Moose Lake razor wire“Supporters of the Decarcerate Minnesota Coalition will gather Thursday, July 2, 2:00-5:00pm in the parking lot of the Department of Corrections at 1450 Energy Park Drive in St. Paul, MN to ask DOC Commissioner Paul Schnell to meet their demands for releasing a large number of Minnesota prisoners impacted by COVID-19. The timing of the rally before Independence Day is targeted to condemn the criminal justice system’s violation of U.S. ideals of liberty and justice.” [Press release of protest on Google docs

I won’t be there—can’t go to any pubic gatherings at this time. But I hope that many people go, and I hope that more people think hard about what is happening in and what is wrong with our prisons, here in Minnesota and across the country. Recent headlines on COVID-19 in prisons highlight this crisis:

The Marshall Project reports that, “By June 23, at least 48,764 people in prison had tested positive for the illness, a 5 percent increase from the week before.”

Here in Minnesota, the prison in Faribault has the latest outbreak of COVID-19, with two deaths and 206 reported infections by June 30, a rapid increase from the first reported case on June 3. “First reported case” doesn’t mean the first COVID-19 case in Faribault, for two reasons.

First, because Minnesota prisons lock infected inmates in segregation (formerly known as solitary confinement), many/most inmates with symptoms tough it out without reporting themselves sick.

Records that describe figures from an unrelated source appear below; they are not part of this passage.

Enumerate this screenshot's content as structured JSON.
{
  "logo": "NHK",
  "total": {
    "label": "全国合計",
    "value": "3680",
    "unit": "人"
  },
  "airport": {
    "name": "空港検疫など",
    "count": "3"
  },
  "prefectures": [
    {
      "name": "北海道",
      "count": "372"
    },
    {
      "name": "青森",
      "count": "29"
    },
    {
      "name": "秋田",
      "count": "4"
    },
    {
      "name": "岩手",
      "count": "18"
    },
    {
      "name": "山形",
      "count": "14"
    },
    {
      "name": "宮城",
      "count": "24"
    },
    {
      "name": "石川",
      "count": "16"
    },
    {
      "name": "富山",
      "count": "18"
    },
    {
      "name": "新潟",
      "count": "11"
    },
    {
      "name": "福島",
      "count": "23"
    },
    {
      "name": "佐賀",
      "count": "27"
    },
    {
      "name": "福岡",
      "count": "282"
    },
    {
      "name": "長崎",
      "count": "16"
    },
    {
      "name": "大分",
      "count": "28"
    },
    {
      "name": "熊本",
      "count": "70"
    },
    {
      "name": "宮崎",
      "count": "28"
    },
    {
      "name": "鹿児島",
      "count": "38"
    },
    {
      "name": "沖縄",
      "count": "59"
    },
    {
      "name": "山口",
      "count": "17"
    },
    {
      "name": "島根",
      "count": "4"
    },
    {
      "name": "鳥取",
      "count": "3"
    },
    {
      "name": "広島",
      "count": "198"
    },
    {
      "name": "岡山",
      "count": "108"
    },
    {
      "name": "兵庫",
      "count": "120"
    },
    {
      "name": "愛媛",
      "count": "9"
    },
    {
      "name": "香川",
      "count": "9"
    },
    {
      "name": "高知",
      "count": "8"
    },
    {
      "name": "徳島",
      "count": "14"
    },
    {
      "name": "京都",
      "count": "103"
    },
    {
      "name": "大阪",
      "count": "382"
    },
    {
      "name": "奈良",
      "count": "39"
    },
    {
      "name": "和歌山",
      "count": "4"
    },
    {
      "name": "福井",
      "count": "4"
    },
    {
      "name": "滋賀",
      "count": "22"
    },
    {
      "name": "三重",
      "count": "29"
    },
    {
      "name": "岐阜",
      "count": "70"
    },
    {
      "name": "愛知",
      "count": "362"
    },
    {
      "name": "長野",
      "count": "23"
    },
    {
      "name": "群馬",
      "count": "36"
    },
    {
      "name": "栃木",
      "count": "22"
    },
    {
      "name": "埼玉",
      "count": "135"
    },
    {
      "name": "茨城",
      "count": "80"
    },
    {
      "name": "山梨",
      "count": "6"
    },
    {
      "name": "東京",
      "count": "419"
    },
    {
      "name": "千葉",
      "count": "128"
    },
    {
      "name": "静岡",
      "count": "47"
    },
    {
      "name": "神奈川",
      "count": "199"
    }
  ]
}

Second, reporting by the Minnesota Department of Corrections (MN DOC) is stupidly inaccurate. On June 26, 2020, MN DOC statistics show 4892 inmates tested at Faribault. Faribault has only 1718 adult offenders onsite, per DOC records. That’s not the only identifiable inaccuracy in MN DOC reports, only one of the most egregious.

So, yeah—MN DOC’s handling of the COVID-19 crisis fails. But that’s no surprise. The entire criminal (in)justice system, the entire carceral system in Minnesota and across the country fails, big-time and at enormous human and financial cost. A few more facts:

This huge increase in prison population is not related to crime. From The Sentencing Project: 

“Since the official beginning of the War on Drugs in the 1980s, the number of people incarcerated for drug offenses in the U.S. skyrocketed from 40,900 in 1980 to 452,964 in 2017. Today, there are more people behind bars for a drug offense than the number of people who were in prison or jail for any crime in 1980. The number of people sentenced to prison for property and violent crimes has also increased even during periods when crime rates have declined.”

I have a lot more to say about prisons, but that’s enough for today.

If you can get out to the protest today, that’s great. If, like me, you can’t—educate yourself about prisons. Educate someone else—your sister, your uncle, your friend, your legislator, your entire social media crowd. And start pushing to decarcerate Minnesota.